The other problem with this approach is simply that (as I stated earlier) there is no final, coherent form to the Legendarium. There are conflicting versions of teh tales written over a period of six decades. Which version of the Tale of Gondolin, for instance, do you take as a basis for an 'official' retelling? The 1917 BoLT version (which is the only complete version) or the QS version, or do you take up the 1951 version as published in UT? Or do you just cobble together a version from the bits?

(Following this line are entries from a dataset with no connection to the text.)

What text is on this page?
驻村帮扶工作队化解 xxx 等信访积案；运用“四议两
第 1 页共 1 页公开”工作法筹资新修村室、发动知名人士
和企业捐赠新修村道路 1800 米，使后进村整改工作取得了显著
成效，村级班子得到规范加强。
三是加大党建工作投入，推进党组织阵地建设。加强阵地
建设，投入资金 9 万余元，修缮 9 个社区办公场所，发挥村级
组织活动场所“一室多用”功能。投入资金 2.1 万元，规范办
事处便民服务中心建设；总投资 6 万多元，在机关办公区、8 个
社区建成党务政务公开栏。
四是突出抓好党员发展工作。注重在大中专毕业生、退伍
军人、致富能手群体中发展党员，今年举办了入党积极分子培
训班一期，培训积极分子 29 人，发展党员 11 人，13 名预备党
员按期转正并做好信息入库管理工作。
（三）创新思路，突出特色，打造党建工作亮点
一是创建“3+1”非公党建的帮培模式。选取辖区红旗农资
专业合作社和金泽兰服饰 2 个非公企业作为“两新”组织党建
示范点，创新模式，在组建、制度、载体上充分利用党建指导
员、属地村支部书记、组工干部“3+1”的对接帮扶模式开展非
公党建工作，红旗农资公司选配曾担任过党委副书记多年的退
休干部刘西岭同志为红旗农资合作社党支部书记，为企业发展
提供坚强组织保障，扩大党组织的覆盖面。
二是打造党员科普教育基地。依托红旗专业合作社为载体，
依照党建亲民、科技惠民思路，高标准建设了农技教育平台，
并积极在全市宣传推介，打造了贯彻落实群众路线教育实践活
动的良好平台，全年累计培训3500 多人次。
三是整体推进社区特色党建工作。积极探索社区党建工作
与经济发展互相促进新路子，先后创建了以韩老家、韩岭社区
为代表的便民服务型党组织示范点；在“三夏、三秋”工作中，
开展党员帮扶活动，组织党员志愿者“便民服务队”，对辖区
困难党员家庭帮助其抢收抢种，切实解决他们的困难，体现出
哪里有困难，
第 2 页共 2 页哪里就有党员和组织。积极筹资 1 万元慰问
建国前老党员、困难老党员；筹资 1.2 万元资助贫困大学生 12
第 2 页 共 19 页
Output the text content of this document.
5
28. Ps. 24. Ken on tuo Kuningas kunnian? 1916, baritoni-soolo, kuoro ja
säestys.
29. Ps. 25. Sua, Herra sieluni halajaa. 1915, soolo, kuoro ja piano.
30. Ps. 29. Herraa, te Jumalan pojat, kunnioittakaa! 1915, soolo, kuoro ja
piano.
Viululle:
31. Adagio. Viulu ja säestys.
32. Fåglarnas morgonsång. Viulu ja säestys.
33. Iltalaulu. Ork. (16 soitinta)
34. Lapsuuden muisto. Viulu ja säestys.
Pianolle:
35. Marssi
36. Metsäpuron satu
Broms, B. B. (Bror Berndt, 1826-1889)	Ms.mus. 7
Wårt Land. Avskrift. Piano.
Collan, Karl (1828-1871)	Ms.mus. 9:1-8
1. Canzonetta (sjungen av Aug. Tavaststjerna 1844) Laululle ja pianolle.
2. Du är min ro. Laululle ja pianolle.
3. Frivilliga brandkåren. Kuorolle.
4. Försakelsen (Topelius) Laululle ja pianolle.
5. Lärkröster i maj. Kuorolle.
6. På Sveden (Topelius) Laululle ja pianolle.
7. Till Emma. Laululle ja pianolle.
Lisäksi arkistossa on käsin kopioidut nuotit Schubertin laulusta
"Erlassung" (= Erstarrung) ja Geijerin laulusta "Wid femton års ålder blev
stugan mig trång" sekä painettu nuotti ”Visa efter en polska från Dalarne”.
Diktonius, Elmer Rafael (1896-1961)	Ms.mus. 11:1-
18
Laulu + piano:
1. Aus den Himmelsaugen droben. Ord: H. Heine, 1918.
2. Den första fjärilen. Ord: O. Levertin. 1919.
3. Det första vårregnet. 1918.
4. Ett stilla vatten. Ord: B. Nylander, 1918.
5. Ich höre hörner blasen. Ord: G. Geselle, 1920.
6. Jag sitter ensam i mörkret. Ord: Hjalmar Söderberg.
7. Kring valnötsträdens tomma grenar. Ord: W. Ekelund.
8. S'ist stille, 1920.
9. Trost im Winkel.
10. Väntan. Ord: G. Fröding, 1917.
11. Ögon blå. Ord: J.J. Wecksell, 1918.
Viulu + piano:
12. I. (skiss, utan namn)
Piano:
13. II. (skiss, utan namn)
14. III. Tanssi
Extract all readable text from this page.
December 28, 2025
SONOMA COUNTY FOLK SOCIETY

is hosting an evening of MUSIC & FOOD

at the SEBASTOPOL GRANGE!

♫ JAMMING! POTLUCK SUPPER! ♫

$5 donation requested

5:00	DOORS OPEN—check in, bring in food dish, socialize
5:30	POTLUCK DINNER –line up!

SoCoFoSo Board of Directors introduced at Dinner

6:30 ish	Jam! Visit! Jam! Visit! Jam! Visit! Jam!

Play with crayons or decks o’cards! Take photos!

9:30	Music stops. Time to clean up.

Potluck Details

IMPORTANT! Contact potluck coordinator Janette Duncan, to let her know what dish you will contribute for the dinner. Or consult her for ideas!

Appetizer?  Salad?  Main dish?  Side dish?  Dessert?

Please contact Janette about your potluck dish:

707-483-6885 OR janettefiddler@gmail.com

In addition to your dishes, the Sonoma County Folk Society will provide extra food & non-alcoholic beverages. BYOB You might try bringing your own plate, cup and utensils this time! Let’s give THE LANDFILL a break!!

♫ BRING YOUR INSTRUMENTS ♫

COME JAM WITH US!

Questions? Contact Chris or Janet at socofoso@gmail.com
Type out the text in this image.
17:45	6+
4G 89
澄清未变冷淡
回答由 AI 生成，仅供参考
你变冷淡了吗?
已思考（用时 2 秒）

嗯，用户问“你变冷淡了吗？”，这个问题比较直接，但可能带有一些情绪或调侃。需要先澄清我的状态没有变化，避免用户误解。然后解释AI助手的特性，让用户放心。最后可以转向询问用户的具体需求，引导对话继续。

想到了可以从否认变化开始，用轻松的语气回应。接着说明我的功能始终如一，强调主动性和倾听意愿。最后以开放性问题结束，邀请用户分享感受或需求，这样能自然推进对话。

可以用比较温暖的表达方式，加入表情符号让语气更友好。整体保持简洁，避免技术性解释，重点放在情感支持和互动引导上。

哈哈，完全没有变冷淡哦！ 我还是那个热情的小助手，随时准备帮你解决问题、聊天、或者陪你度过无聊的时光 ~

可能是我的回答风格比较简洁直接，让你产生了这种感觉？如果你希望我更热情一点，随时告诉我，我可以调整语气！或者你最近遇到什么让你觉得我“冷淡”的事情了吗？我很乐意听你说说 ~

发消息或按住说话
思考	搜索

There isn't a coherent Legendarium for someone to take up. 'Middle-earth' is not, as I keep repeating, an objectively existing place, but a series of variant versions of tales composed over a long life by a man. Its not what some people insist on seeing it as. You can't, in all honesty, pretend that its something it isn't. No writer can take up the reigns & write a new story that would be accepted by either the Estate or fans as 'official', because however careful & competent the writer was he or she would inevitably contradict something Tolkien himself wrote, woud have to reject some of Tolkien's ideas - in effect 'finish off' Tolkien's painiting by painting over huge swathes of the original work. You'd lose the original work simply in order to get the canvas covered up.
Writing fanfic is one thing. Writing a new story that would be accepted as canonical is another. The first is open to anyone. The latter is rendered impossible by the very nature of the raw materials Tolkien left.